Cheers to crunchy, fresh spring salads!
Warm Spring Salad
Vegan, gluten-free, nut-free, soy-free
Yield: 4 servings
- 1 cup uncooked quinoa (or try speltberries, but note they are not GF)
- 1/2 tbsp extra virgin olive oil
- 1 leek, sliced into rounds or half moons
- 2 garlic cloves, minced
- 1 bunch asparagus, ends broken off and chopped into 1-inch pieces
- 1 cup diced strawberries (optional)
- 3/4 cup fresh or frozen peas
- 1 cup fresh parsley, roughly chopped
- 2-3 tbsp extra virgin olive oil, to taste
- 3 tbsp fresh lemon juice
- 1/2 tbsp pure maple syrup (or other sweetener)
- 1/4 tsp fine grain sea salt & lots of pepper, to taste
- lemon zest, for garnish
1. Rinse quinoa in a fine mesh strainer and place into a medium pot. Add 1.5 cups vegetable broth (or water) and bring to a low boil. Reduce heat to low-medium, cover with tight-fitting lid, and cook for 15-17 minutes, or until fluffy and all the water is absorbed. Fluff with fork, remove from heat, and let sit covered for 5 minutes.

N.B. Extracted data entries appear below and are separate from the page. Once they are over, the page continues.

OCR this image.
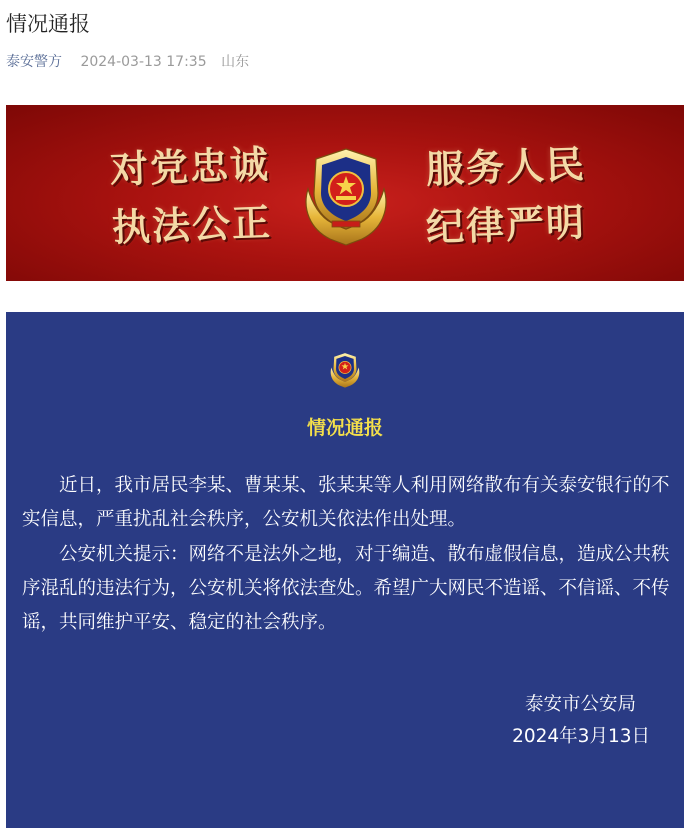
情况通报
泰安警方 2024-03-13 17:35 山东
对党忠诚
执法公正
服务人民
纪律严明
情况通报

近日，我市居民李某、曹某某、张某某等人利用网络散布有关泰安银行的不实信息，严重扰乱社会秩序，公安机关依法作出处理。

公安机关提示：网络不是法外之地，对于编造、散布虚假信息，造成公共秩序混乱的违法行为，公安机关将依法查处。希望广大网民不造谣、不信谣、不传谣，共同维护平安、稳定的社会秩序。

泰安市公安局
2024年3月13日
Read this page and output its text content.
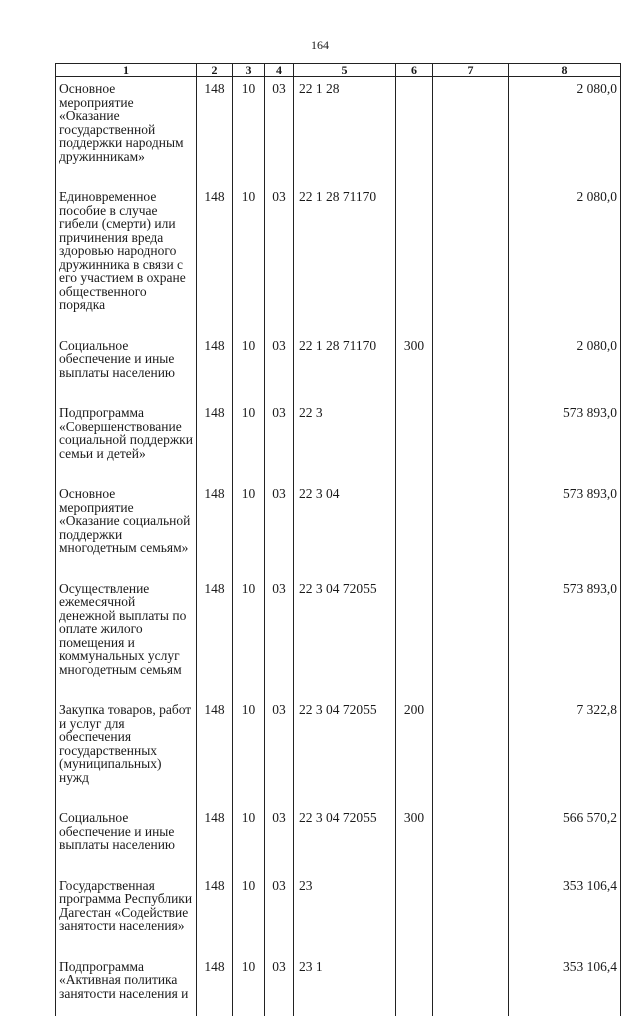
164
1	2	3	4	5	6	7	8
Основное мероприятие «Оказание государственной поддержки народным дружинникам»	148	10	03	22 1 28			2 080,0
Единовременное пособие в случае гибели (смерти) или причинения вреда здоровью народного дружинника в связи с его участием в охране общественного порядка	148	10	03	22 1 28 71170			2 080,0
Социальное обеспечение и иные выплаты населению	148	10	03	22 1 28 71170	300		2 080,0
Подпрограмма «Совершенствование социальной поддержки семьи и детей»	148	10	03	22 3			573 893,0
Основное мероприятие «Оказание социальной поддержки многодетным семьям»	148	10	03	22 3 04			573 893,0
Осуществление ежемесячной денежной выплаты по оплате жилого помещения и коммунальных услуг многодетным семьям	148	10	03	22 3 04 72055			573 893,0
Закупка товаров, работ и услуг для обеспечения государственных (муниципальных) нужд	148	10	03	22 3 04 72055	200		7 322,8
Социальное обеспечение и иные выплаты населению	148	10	03	22 3 04 72055	300		566 570,2
Государственная программа Республики Дагестан «Содействие занятости населения»	148	10	03	23			353 106,4
Подпрограмма «Активная политика занятости населения и	148	10	03	23 1			353 106,4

2. Meanwhile, grab a very large skillet or wok. Sauté the leek and garlic in the oil for about 5 minutes over medium heat. Season generously with salt and pepper. Add in the asparagus and sauté for another 5-10 minutes or until the asparagus is just tender, but still a bit crisp. Stir in the strawberries (optional), peas, and parsley. Heat for a few minutes and then remove from heat.
3. Whisk together the dressing ingredients (olive oil, lemon juice, maple syrup, and 1/4 tsp fine grain sea salt) to taste. Pour dressing onto skillet mixture and stir in the cooked quinoa. Season to taste with salt and pepper & enjoy! This would also be lovely with nuts or seeds sprinkled on top.
Oh, I forgot to mention – this is also fantastic served cold too!